"Y los fariseos y los letrados murmuraban entre ellos..." (Lc 15, 2) Jesús, rodeado de publicanos y pecadores, escandaliza a la gente honorable de su tiempo. Ellos, los nobles y los sacerdotes, no podían admitir que quien pretendía ser el Mesías, el Rey liberador de Israel, alternara con aquella chusma. Por eso le criticaban y murmuraban entre ellos. El Señor, como siempre, sabe lo que está ocurriendo y pronuncia entonces las más bellas y entrañables parábolas que salieron de sus labios, la de la oveja perdida y la del hijo pródigo.

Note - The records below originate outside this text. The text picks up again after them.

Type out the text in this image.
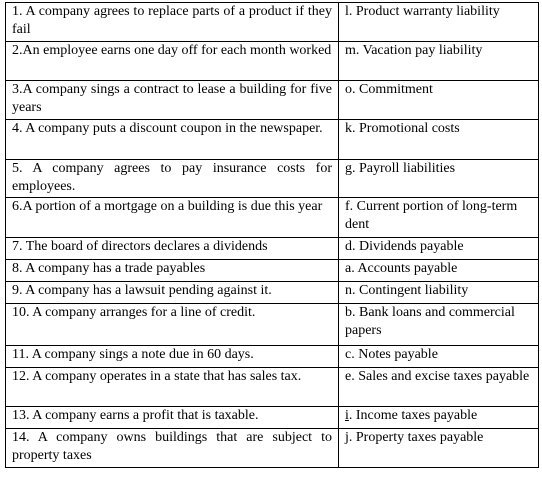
1. A company agrees to replace parts of a product if they fail	l. Product warranty liability
2.An employee earns one day off for each month worked	m. Vacation pay liability
3.A company sings a contract to lease a building for five years	o. Commitment
4. A company puts a discount coupon in the newspaper.	k. Promotional costs
5. A company agrees to pay insurance costs for employees.	g. Payroll liabilities
6.A portion of a mortgage on a building is due this year	f. Current portion of long-term dent
7. The board of directors declares a dividends	d. Dividends payable
8. A company has a trade payables	a. Accounts payable
9. A company has a lawsuit pending against it.	n. Contingent liability
10. A company arranges for a line of credit.	b. Bank loans and commercial papers
11. A company sings a note due in 60 days.	c. Notes payable
12. A company operates in a state that has sales tax.	e. Sales and excise taxes payable
13. A company earns a profit that is taxable.	i. Income taxes payable
14. A company owns buildings that are subject to property taxes	j. Property taxes payable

¿Cómo no ha de ir el pastor en busca de la oveja perdida, cómo se va a quedar tranquilo mientras no la encuentre? Dejará, eso sí, en lugar seguro el resto del rebaño, pero luego recorrerá el valle y la montaña, palmo a palmo, para llamar con silbos de amor a la oveja extraviada. Y eso es lo que hace Cristo con cada uno de nosotros, pobrecitas pecadores, hasta que logra encontrarnos, malheridos quizás y hambrientos, tristes y solos.

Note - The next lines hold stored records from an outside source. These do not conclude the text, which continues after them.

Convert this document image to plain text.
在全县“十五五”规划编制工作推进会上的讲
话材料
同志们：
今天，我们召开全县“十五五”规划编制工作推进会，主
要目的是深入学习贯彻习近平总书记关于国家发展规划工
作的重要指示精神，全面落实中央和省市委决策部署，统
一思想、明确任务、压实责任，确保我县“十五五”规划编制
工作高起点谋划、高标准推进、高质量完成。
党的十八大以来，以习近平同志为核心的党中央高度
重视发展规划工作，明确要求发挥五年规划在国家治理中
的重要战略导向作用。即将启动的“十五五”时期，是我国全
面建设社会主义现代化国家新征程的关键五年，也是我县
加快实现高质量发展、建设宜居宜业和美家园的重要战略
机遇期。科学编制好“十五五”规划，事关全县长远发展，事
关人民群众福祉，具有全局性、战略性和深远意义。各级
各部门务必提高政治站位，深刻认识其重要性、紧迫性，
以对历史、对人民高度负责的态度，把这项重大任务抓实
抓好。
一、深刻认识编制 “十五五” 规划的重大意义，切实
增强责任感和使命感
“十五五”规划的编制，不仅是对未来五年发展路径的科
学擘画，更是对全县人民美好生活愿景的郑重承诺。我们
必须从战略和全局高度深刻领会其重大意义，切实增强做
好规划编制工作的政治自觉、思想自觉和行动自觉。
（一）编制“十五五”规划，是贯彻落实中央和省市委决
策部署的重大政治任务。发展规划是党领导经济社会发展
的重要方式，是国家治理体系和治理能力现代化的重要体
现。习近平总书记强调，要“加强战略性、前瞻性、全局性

Sí, Jesús es el Buen Pastor que busca a sus ovejas a riesgo de su propia vida, el que se alegra cuando la encuentra, el que la acaricia y la consuela, el que carga con ella sobre sus hombros y vuelve dichoso al redil, porque apareció la que ya se daba por perdida. Para que entendamos lo que nos quiere decir, añade la parábola de la mujer que pierde una dracma y lo revuelve todo hasta dar con ella. Y, a renglón seguido, por si todavía estuviera oscura su doctrina de perdón y de amor, expone la parábola del hijo pródigo. Ese hijo menor, el más querido quizá, que pide su heredad con afán de independencia y de libertad, para abandonar a su padre y malgastar lo que tanto sacrificio y trabajo había costado. Conducta cruel y absurda que revivimos en nosotros mismos cada vez que cometemos un pecado mortal.
Aquel libertino pronto pagaría con creces su insensatez y su maldad, pronto gustaría la amargura de la soledad, el abandono de los que le festejaban cuando tenía dinero y le volvieron la espalda cuando se le acabó. Allí, entre aquellos cerdos, rumiaba su dolor y su vergüenza, lloraba en silencio al recordar la casa de su padre cuyos jornaleros vivían mil veces mejor que él. Recuerdo de la bondad y cariño de su padre que le hace renacer a la humilde esperanza de su perdón, aunque ya no pueda ser como antes, aunque ya no sea considerado como un hijo. Se contentaría con ser el último de sus criados. Incluso así estaría mucho mejor que entonces. En un arranque de valor y de humildad decide volver, sin importarle presentarse harapiento y vencido.
Cada atardecer se asomaba al camino aquel padre que no podía olvidar a su hijo menor y perdido, deseando su retorno con toda el alma. Por eso cuando le ve venir sale corriendo a su encuentro, lo estrecha entre sus brazos, le besa, ríe gozoso y también llora. Jesús piensa en el Padre que tanto ama a sus hijos, que no ha dudado en entregar al Unigénito para redimir a los pecadores. Reflexionemos en todo esto, dejemos de una vez el andar tras del pecado, retornemos una vez más, siempre que haga falta, pobres hijos pródigos hasta la casa paterna, donde Dios nos espera con los brazos abiertos.